BURDA STYLE FEVEREIRO Costura Criativa - Inês Touzet

O gosto de Inês Touzet pela costura e lavores, no geral, vem de miúda, à semelhança de quem vê nestas actividades uma forma de escape, de dar asas à criatividade, de eleger um hobby que é uma extensão natural do que se aprende em idades precoces. Inês Touzet também viu ao longo da sua vida este hobby como uma compensação grata, muito embora a sua vida profissional estivesse completamente à margem do mundo da costura.

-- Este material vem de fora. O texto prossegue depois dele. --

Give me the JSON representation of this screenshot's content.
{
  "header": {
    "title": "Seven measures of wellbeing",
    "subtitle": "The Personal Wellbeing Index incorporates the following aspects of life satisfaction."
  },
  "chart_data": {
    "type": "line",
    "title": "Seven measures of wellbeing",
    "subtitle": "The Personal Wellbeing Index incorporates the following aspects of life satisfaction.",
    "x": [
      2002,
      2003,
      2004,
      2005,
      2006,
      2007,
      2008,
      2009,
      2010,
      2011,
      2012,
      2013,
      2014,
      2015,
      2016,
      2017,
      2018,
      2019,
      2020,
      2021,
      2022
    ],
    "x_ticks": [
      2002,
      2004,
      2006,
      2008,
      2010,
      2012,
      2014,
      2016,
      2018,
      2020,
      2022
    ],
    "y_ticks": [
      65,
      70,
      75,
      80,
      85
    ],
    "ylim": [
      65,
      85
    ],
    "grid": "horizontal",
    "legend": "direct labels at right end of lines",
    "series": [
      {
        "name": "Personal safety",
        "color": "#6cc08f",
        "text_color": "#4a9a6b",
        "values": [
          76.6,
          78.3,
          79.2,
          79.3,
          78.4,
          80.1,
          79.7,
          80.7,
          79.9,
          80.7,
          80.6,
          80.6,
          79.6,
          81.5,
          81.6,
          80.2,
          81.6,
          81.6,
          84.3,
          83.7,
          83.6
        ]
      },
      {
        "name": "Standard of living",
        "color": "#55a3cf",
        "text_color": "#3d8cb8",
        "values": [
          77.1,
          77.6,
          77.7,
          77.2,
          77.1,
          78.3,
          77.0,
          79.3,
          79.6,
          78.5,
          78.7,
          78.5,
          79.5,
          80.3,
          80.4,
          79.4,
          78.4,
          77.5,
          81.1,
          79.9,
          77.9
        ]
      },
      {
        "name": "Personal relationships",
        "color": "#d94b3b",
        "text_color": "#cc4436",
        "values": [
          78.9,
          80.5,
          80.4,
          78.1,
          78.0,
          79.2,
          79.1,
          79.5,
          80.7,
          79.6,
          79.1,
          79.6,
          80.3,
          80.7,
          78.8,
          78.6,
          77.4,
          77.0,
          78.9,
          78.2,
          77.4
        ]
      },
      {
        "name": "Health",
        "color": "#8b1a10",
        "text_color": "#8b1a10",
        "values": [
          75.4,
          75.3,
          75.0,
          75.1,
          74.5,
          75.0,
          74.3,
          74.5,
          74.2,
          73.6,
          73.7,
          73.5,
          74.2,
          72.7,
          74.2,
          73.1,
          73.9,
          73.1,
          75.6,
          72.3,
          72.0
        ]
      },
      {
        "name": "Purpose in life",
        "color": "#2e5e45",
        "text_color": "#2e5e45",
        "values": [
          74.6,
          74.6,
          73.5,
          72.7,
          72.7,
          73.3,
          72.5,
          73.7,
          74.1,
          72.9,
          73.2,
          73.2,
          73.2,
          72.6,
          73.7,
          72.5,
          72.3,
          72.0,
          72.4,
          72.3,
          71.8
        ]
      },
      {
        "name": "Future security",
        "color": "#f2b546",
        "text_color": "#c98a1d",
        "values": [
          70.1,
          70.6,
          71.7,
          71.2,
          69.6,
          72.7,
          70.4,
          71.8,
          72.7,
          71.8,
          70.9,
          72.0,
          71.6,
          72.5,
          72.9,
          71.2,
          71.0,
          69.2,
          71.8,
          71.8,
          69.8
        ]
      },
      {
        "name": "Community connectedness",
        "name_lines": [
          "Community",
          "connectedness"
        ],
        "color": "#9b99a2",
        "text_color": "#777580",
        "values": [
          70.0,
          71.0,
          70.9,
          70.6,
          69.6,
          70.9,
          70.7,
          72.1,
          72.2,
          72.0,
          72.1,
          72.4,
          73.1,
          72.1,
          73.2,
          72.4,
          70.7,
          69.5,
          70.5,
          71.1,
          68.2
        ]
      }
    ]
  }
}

Não identifica o momento exacto em que se iniciou nas lides do patchwork, mas este “ramo da costura” ganhou protagonismo na sua vida quando, em 2004, abriu um atelier de pintura de mobiliário e começou a fazer mais assiduamente esta técnica como completo da actividade principal do atelier, como colchas para as camas, ou almofadas, entre outros. Até que, o patchwork foi ganhando relevância e se tornou na técnica de costura e actividade principal de Inês Touzet.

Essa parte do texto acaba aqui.